British researchers are currently on a road trip through Brazil. The data they will collect over the 30-day venture will paint a picture of how Zika virus is spreading across populations.
The U.K.-based University of Birmingham-led project is being performed in conjunction with the Brazilian Ministry of Health's Instituto Evandro Chagas in Belem, and a handful of other organizations. The researchers are traveling with mobile laboratories outfitted with genome-sequencing gear and tools to analyze virus samples.
"Using the mobile laboratories, we can take to the roads of north-east Brazil to detect and characterize the early emergence of Zika in large urban centers," Nick Loman, PhD, a University of Birmingham researcher, said in a statement. "The data we gather will help to understand how the virus has spread across Brazil, Latin America, and make better predictions about how it might spread to other regions in the future. We are also able to bring cutting-edge genomic surveillance technology to public health laboratories previously unequipped with this capability."

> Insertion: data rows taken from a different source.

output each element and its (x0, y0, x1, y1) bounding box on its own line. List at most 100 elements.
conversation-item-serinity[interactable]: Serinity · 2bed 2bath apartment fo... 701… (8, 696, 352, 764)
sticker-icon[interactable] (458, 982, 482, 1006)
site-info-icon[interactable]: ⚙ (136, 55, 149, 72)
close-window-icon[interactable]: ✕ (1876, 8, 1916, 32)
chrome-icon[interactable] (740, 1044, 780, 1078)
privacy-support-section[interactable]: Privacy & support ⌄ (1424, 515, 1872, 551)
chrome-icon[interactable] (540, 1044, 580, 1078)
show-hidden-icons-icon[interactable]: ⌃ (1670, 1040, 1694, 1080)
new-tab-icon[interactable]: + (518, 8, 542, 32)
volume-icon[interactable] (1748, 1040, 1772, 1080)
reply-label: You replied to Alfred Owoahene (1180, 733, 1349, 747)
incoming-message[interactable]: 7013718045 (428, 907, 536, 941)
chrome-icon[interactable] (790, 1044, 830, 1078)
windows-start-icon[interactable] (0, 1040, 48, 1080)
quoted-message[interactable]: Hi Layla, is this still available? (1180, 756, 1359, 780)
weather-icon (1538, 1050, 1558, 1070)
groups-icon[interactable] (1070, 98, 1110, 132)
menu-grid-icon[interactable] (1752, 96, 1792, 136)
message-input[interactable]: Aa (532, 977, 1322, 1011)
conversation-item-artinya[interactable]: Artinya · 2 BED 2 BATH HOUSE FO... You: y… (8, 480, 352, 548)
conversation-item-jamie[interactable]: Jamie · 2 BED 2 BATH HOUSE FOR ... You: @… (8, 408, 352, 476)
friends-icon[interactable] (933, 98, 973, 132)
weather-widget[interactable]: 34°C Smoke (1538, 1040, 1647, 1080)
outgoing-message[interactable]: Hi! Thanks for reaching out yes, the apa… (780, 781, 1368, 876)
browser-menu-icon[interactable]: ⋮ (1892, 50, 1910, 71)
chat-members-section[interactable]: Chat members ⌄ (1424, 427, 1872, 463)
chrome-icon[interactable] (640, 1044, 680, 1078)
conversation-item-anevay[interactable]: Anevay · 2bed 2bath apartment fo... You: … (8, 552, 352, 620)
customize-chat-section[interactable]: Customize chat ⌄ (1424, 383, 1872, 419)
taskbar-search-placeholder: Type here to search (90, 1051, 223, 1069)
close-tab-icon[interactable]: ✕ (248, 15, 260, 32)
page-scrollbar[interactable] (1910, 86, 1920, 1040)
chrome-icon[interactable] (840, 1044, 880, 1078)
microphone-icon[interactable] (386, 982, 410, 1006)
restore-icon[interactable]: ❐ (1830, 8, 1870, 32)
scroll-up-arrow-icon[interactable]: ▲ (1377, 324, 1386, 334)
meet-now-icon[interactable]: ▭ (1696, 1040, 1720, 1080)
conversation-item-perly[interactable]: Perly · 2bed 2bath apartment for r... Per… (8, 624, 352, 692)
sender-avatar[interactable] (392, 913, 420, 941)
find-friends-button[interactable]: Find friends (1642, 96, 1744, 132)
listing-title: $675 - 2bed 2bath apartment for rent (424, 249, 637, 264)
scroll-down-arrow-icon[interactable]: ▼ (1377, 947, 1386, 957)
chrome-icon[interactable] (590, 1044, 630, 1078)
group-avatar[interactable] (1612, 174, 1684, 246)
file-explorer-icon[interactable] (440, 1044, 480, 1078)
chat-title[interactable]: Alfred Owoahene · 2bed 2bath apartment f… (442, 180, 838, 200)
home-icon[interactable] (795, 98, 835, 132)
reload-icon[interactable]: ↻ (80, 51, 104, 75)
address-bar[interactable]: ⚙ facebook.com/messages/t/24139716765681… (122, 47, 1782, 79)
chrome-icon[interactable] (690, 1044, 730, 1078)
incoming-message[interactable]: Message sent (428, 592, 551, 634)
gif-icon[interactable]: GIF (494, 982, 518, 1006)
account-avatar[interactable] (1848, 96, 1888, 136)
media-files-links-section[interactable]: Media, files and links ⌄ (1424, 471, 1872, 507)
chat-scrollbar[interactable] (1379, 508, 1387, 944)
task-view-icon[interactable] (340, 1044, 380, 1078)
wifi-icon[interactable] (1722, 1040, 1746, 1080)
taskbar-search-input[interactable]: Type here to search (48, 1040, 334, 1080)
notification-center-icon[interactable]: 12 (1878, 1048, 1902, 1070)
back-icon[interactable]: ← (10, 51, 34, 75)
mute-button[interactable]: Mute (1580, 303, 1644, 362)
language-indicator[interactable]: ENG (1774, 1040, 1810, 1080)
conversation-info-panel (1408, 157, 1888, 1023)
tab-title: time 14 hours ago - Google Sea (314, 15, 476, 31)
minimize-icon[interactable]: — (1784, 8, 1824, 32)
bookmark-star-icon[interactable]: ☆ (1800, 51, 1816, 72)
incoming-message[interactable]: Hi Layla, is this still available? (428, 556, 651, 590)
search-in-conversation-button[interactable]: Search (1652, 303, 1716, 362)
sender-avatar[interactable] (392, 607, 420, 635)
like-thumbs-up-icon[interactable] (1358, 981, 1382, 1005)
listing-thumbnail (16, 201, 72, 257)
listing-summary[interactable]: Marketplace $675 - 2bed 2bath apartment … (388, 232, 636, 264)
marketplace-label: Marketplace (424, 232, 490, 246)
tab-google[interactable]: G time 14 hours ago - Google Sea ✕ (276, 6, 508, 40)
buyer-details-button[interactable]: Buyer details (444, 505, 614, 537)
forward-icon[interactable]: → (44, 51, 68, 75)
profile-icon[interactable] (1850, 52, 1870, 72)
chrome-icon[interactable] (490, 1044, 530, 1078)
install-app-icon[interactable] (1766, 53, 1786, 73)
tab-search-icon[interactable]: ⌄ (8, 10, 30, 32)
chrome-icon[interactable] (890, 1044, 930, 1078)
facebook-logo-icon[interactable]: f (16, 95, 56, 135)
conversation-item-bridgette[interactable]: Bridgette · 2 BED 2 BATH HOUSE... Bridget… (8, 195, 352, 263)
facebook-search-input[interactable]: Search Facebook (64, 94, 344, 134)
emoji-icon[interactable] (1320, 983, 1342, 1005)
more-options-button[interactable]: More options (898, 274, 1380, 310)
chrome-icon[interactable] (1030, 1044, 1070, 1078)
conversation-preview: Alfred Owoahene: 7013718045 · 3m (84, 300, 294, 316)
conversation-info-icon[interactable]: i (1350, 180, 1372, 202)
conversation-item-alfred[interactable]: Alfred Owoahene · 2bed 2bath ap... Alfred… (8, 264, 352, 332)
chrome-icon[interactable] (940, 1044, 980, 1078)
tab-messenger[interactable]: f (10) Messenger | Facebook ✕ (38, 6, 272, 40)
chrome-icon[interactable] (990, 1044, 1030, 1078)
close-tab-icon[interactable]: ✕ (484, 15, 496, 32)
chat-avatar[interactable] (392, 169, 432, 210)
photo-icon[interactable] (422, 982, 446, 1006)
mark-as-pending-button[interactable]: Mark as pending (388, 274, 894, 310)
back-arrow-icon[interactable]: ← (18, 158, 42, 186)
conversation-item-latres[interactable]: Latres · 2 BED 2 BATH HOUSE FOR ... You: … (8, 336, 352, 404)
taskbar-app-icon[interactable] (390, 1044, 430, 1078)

Data collected on the mission will be made available to other researchers and the public. Sequencing viral genomes in regions experiencing outbreaks helps to get a better understanding of how the virus evolves in realtime, and methods like this proved useful in monitoring the 2014-2016 Ebola outbreak in Western Africa, according to the researchers.
Although Zika virus has spread to many countries around the world, including the U.S. where the first locally contracted cases were reported just a few weeks ago, Brazil is where researchers made the initial connection between Zika and microcephaly, a crippling birth defect that affects the infants of pregnant mothers who become infected.